Sunday, 19 September, 2021

Clay oil-fed lamps selling briskly


By Binu Shrestha
Kathmandu, Oct. 21: With the arrival of Tihar, the festival of light, people are now busy buying and selling artistic, colourful and normal clay oil-fed lamps of different sizes.
The oil-fed lamps made using clay are in high demand during the Tihar festival. They are required to illuminate houses continuously for a long period.
In the Hindu culture, clay-made objects are taken as a pure thing. So people use clay made objects usually in every small or big puja ceremony. Use of oil lamps began thousands years ago and the practice is still there.
People started using clay made items thousands of years ago after knowing their importance, said Shiva Shrestha, proprietor of Karunamaya Potteries and Enterprises of Janabahal of Bhedasingh.
Shrestha, who has been in pottery business for 20 years, said that over the years demand of the clay made items had gone high.
“Their demand increases further during the festival of Tihar as people need more oil-fed clay lamps to illuminate their houses,” he said.
He further said that the people lately were attracted towards the clay made items after knowing their religious importance.
Businessmen said that there had been order for 1 to 1.2 million pieces of normal oil lamps for the upcoming Tihar but they were not in position to meet the demand.
“The continuous rainfall this year has affected the work,” they said.
“I had received order for only 700,000 pieces of oil lamp. As a result, I was forced to import around 15,000 oil-fed clay lamps from India to fulfill the demand of the local customers,” Shrestha said.
Besides the colourful oil-fed clay lamp, clay made idols of Laxmi and Ganesh are being imported from India especially in Tihar,” he said.
The quality of Indian normal oil-fed clay lamp is poorer than the Nepal-made oil-lamp and they are cheaper than the local Nepali oil lamps.

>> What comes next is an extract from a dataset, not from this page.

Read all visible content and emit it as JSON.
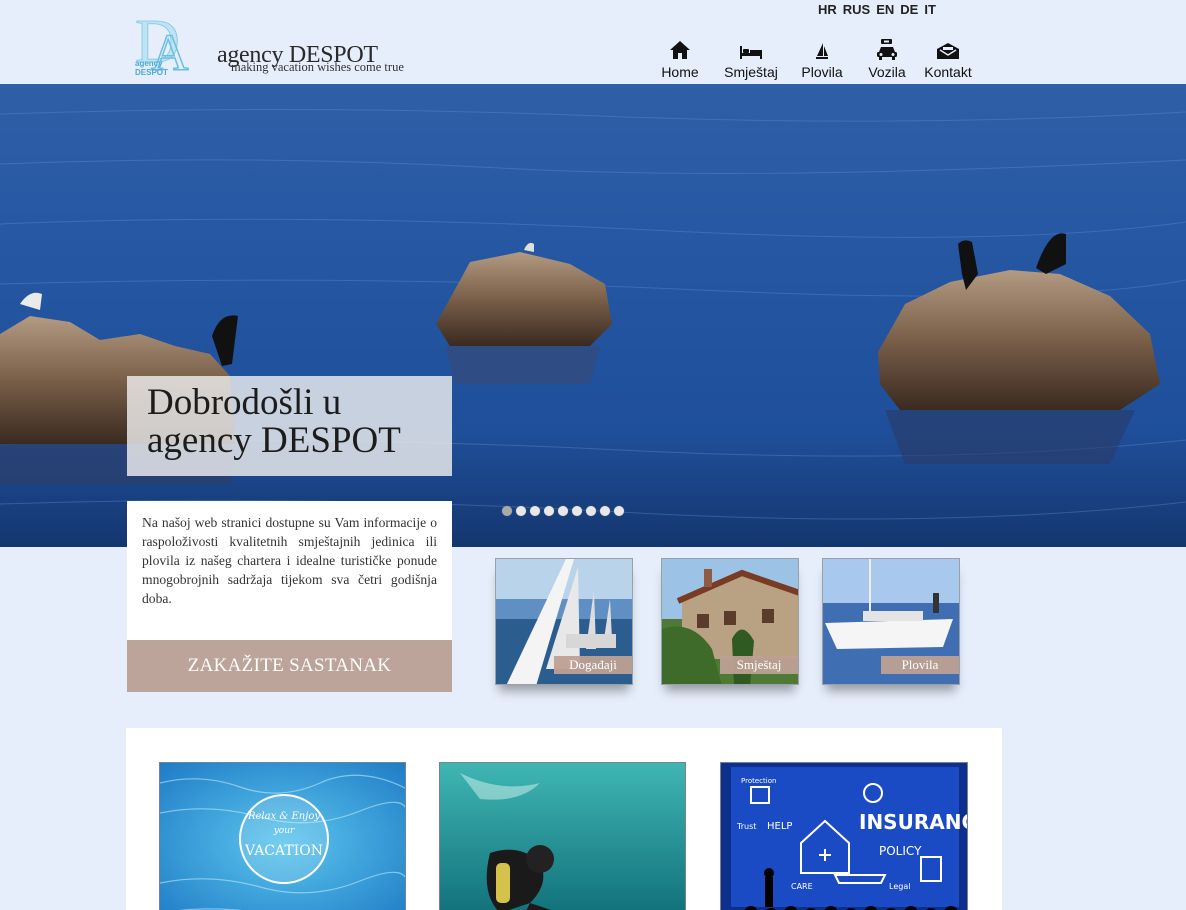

He said oil lamp and idols of Laxmi worth Rs. 200,000 were imported from India in his shop. The demand of clay made items is also high outside the valley.
Around 400,000 pieces clay made items, mostly oil lamps were supplied to different parts of nation like Dolakha, Barabise, Chautara, Pokhara, Butwal and other places from Bhedasingh, said Shrestha.
After the earthquake, the price of clay made items has doubled which directly affected the traders of the clay-made items. “We used to pay Rs. 15 for a dozen oil lamps and sell them at Rs. 18 but nowadays their price has gone up,” he said.
The majority of Prajapati clan of Newars in Bhaktapur are involved in the traditional job of producing clay items. But engagement of new generation in the profession has declined significantly.
Shrestha added, “We have to be fully depend in Indian market for clay and pottery items if new generation do not follow traditional business and the government does bring plan to promote the traditional business.”